(387 kelime) Zulüm çevredeki insanlara karşı kötü ve kayıtsız bir tavırdır, bu da çoğunlukla saldırganlık ve şiddet ile kendini gösterir. Doğuştan gelen bir kalite olarak adlandırılamaz - kökleri vardır. Genellikle zulüm bir aile veya sosyal çevre ile başlar. İyilik ve kötülük, dürüstlük ve dürüstlük arasında seçim yaparken, bir kişi ikincisini tercih ederse, zulmün kalbine girmesine izin verir. Bu kavramı en iyi şekilde karakterize etmek için örnekler için yerli literatüre dönüyoruz.
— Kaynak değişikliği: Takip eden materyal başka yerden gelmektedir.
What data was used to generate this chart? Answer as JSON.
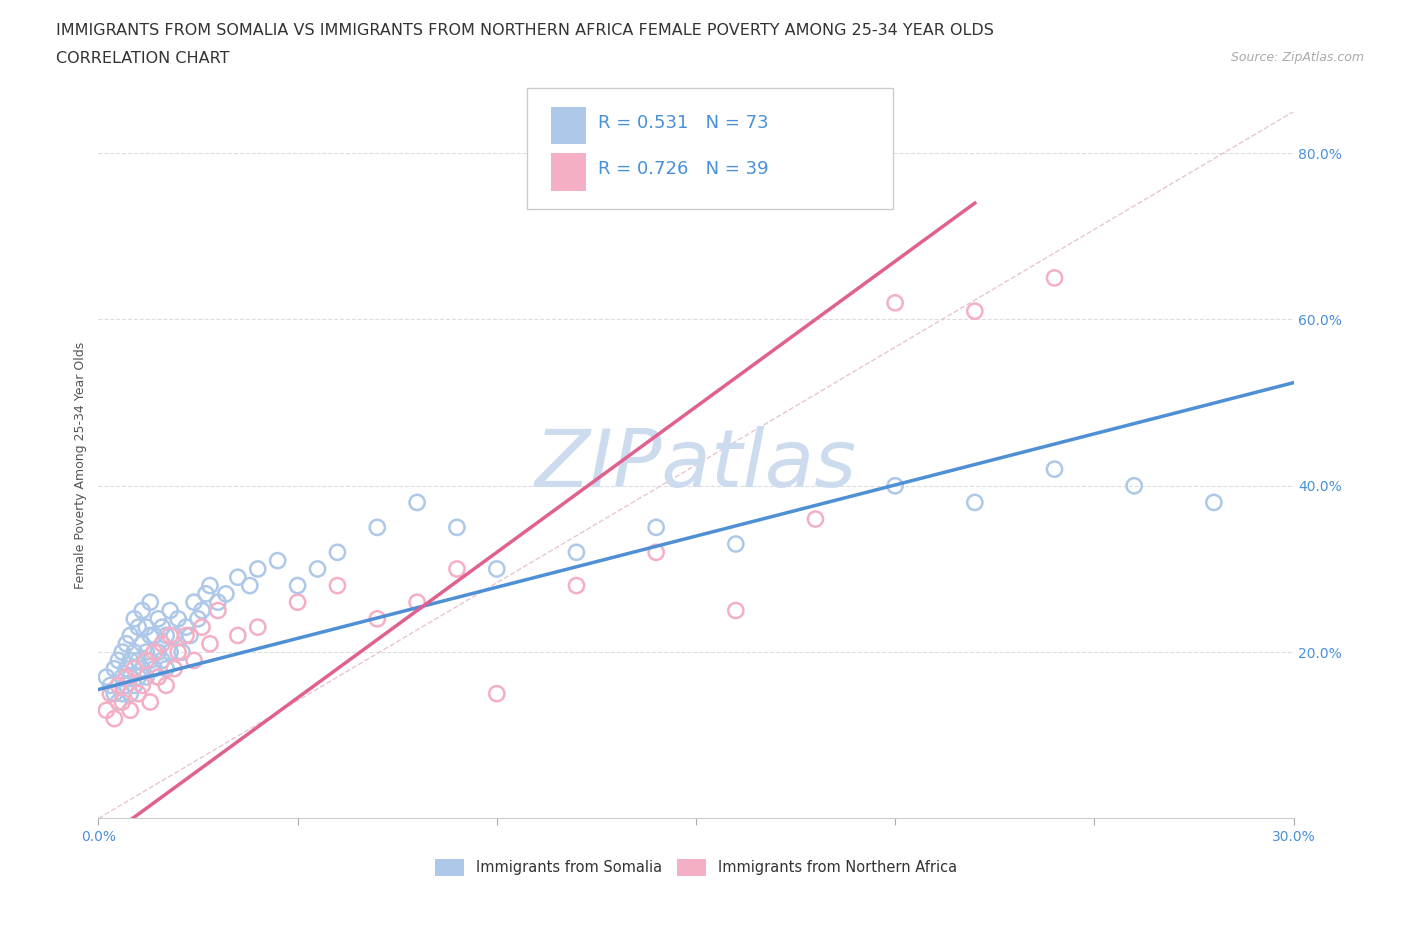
{
  "title_line1": "IMMIGRANTS FROM SOMALIA VS IMMIGRANTS FROM NORTHERN AFRICA FEMALE POVERTY AMONG 25-34 YEAR OLDS",
  "title_line2": "CORRELATION CHART",
  "source": "Source: ZipAtlas.com",
  "ylabel": "Female Poverty Among 25-34 Year Olds",
  "xlim": [
    0.0,
    0.3
  ],
  "ylim": [
    0.0,
    0.85
  ],
  "xticks": [
    0.0,
    0.05,
    0.1,
    0.15,
    0.2,
    0.25,
    0.3
  ],
  "xticklabels": [
    "0.0%",
    "",
    "",
    "",
    "",
    "",
    "30.0%"
  ],
  "yticks": [
    0.2,
    0.4,
    0.6,
    0.8
  ],
  "yticklabels": [
    "20.0%",
    "40.0%",
    "60.0%",
    "80.0%"
  ],
  "R_somalia": 0.531,
  "N_somalia": 73,
  "R_north_africa": 0.726,
  "N_north_africa": 39,
  "color_somalia": "#adc8e8",
  "color_north_africa": "#f5afc5",
  "color_regression_somalia": "#4f8fd4",
  "color_regression_north_africa": "#e06090",
  "color_diagonal": "#e0b8c8",
  "watermark_color": "#ccdcee",
  "title_fontsize": 11.5,
  "subtitle_fontsize": 11.5,
  "axis_label_fontsize": 9,
  "tick_fontsize": 10,
  "legend_fontsize": 13,
  "source_fontsize": 9,
  "somalia_x": [
    0.002,
    0.003,
    0.004,
    0.004,
    0.005,
    0.005,
    0.006,
    0.006,
    0.006,
    0.007,
    0.007,
    0.007,
    0.008,
    0.008,
    0.008,
    0.008,
    0.009,
    0.009,
    0.009,
    0.01,
    0.01,
    0.01,
    0.011,
    0.011,
    0.011,
    0.012,
    0.012,
    0.012,
    0.013,
    0.013,
    0.013,
    0.014,
    0.014,
    0.015,
    0.015,
    0.015,
    0.016,
    0.016,
    0.017,
    0.017,
    0.018,
    0.018,
    0.019,
    0.02,
    0.021,
    0.022,
    0.023,
    0.024,
    0.025,
    0.026,
    0.027,
    0.028,
    0.03,
    0.032,
    0.035,
    0.038,
    0.04,
    0.045,
    0.05,
    0.055,
    0.06,
    0.07,
    0.08,
    0.09,
    0.1,
    0.12,
    0.14,
    0.16,
    0.2,
    0.22,
    0.24,
    0.26,
    0.28
  ],
  "somalia_y": [
    0.17,
    0.16,
    0.15,
    0.18,
    0.14,
    0.19,
    0.15,
    0.17,
    0.2,
    0.16,
    0.18,
    0.21,
    0.15,
    0.17,
    0.19,
    0.22,
    0.16,
    0.2,
    0.24,
    0.17,
    0.19,
    0.23,
    0.18,
    0.21,
    0.25,
    0.17,
    0.2,
    0.23,
    0.19,
    0.22,
    0.26,
    0.18,
    0.22,
    0.17,
    0.2,
    0.24,
    0.19,
    0.23,
    0.18,
    0.22,
    0.2,
    0.25,
    0.22,
    0.24,
    0.2,
    0.23,
    0.22,
    0.26,
    0.24,
    0.25,
    0.27,
    0.28,
    0.26,
    0.27,
    0.29,
    0.28,
    0.3,
    0.31,
    0.28,
    0.3,
    0.32,
    0.35,
    0.38,
    0.35,
    0.3,
    0.32,
    0.35,
    0.33,
    0.4,
    0.38,
    0.42,
    0.4,
    0.38
  ],
  "north_africa_x": [
    0.002,
    0.003,
    0.004,
    0.005,
    0.006,
    0.007,
    0.008,
    0.009,
    0.01,
    0.011,
    0.012,
    0.013,
    0.014,
    0.015,
    0.016,
    0.017,
    0.018,
    0.019,
    0.02,
    0.022,
    0.024,
    0.026,
    0.028,
    0.03,
    0.035,
    0.04,
    0.05,
    0.06,
    0.07,
    0.08,
    0.09,
    0.1,
    0.12,
    0.14,
    0.16,
    0.18,
    0.2,
    0.22,
    0.24
  ],
  "north_africa_y": [
    0.13,
    0.15,
    0.12,
    0.16,
    0.14,
    0.17,
    0.13,
    0.18,
    0.15,
    0.16,
    0.19,
    0.14,
    0.2,
    0.17,
    0.21,
    0.16,
    0.22,
    0.18,
    0.2,
    0.22,
    0.19,
    0.23,
    0.21,
    0.25,
    0.22,
    0.23,
    0.26,
    0.28,
    0.24,
    0.26,
    0.3,
    0.15,
    0.28,
    0.32,
    0.25,
    0.36,
    0.62,
    0.61,
    0.65
  ]
}
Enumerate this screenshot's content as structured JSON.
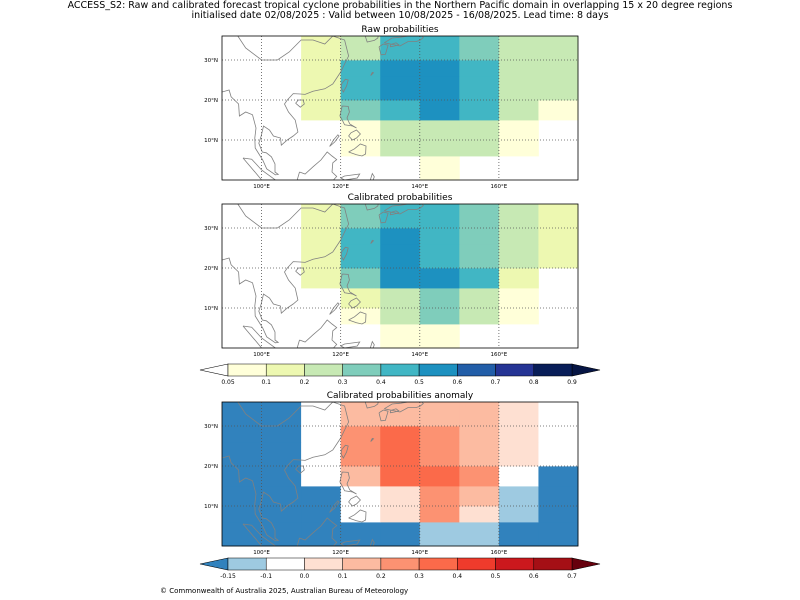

Dolayısıyla, A. S. Puşkin’in “Kaptanın Kızı” adlı romanının negatif kahramanlarından biri olan A. Shvabrin, bu niteliğin bir örneği olarak düşünülebilir. Pyotr Grinev'in Belgorod Kalesi'nde bir araya geldiği genç subay başlangıçta okuyucunun kötü ve onur kırıcı görünmüyor. Ancak, daha sonra Schwabrin'in küçük, intikamcı ve kendi yararına her şeye hazır olduğu keşfedildi. Alexey’in zulmünün tezahürleri, örneğin, onunla Grinev arasındaki düello sahnesinde bulunabilir: anı yakaladı ve ana karakter dikkati dağıldığında onu yaraladı. Bundan, genç adamın zulüm gösterdiği sonucuna varabiliriz. Başka, daha iddialı bir örnek Belgorod kalesinin Pugachev yakalanmasıdır. Alaycı subay hemen düşmanın yanına gider ve katliamlara katılan ve esirlerin üzerinde linç yapan komutanlarından biri olur. Zalim bir kahramanı karakterize eden bu davranıştır, çünkü sadece insanları incitmekle kalmaz, aynı zamanda bu konuda bir sorun görmez. Hedefi cesetler üzerinde yürür ve pişmanlık duymaz.
Başka bir örnek, F. M. Dostoevsky "Suç ve Ceza", Rodion Raskolnikov'un kahramanıdır. Yansımanın, tereddütün ve hatta hayatın anlamını sert bir şekilde aramanın somutlaşmışıdır. Akıl yürütmesinde şaşkın olan kahraman ölümcül bir eylem gerçekleştirdi - sadece insani ve güçlü iradeli bir kişinin böyle bir adım yapabileceğine inanarak, eski ilgi çekici kadını acımasızca öldürdü. Öldürdüğü kadının erdemlerin somutlaşmışı olmamasına rağmen, Raskolnikov kısa sürede kararlarında ne kadar korkunç bir hata yaptığını anlıyor. İnsanlığın topluma tezahürü olarak gördüğü şey, ona karşı bir saldırganlık eylemi oldu. Cinayet zalim bir adamın silahıdır ve kahraman bu gerçeği fark ettiğinde, derin manevi acıya ve vicdan azapına maruz kalır. Suçta gösterdiği zulüm, kendi cezası haline gelir.
Böylece, yukarıdakilerin hepsine dayanarak, aşağıdaki sonuca varabiliriz: zulüm, bir insanın hayattaki yanlış öncelikleri seçerken gösterdiği etrafındaki insanlara karşı agresif, kayıtsız ve kötü bir tutumdur. İhtiyaçlarının ahlak, etik ilkeler veya dini kanonların üzerinde olduğuna karar verirse, kalbi kesinlikle sertleşecektir.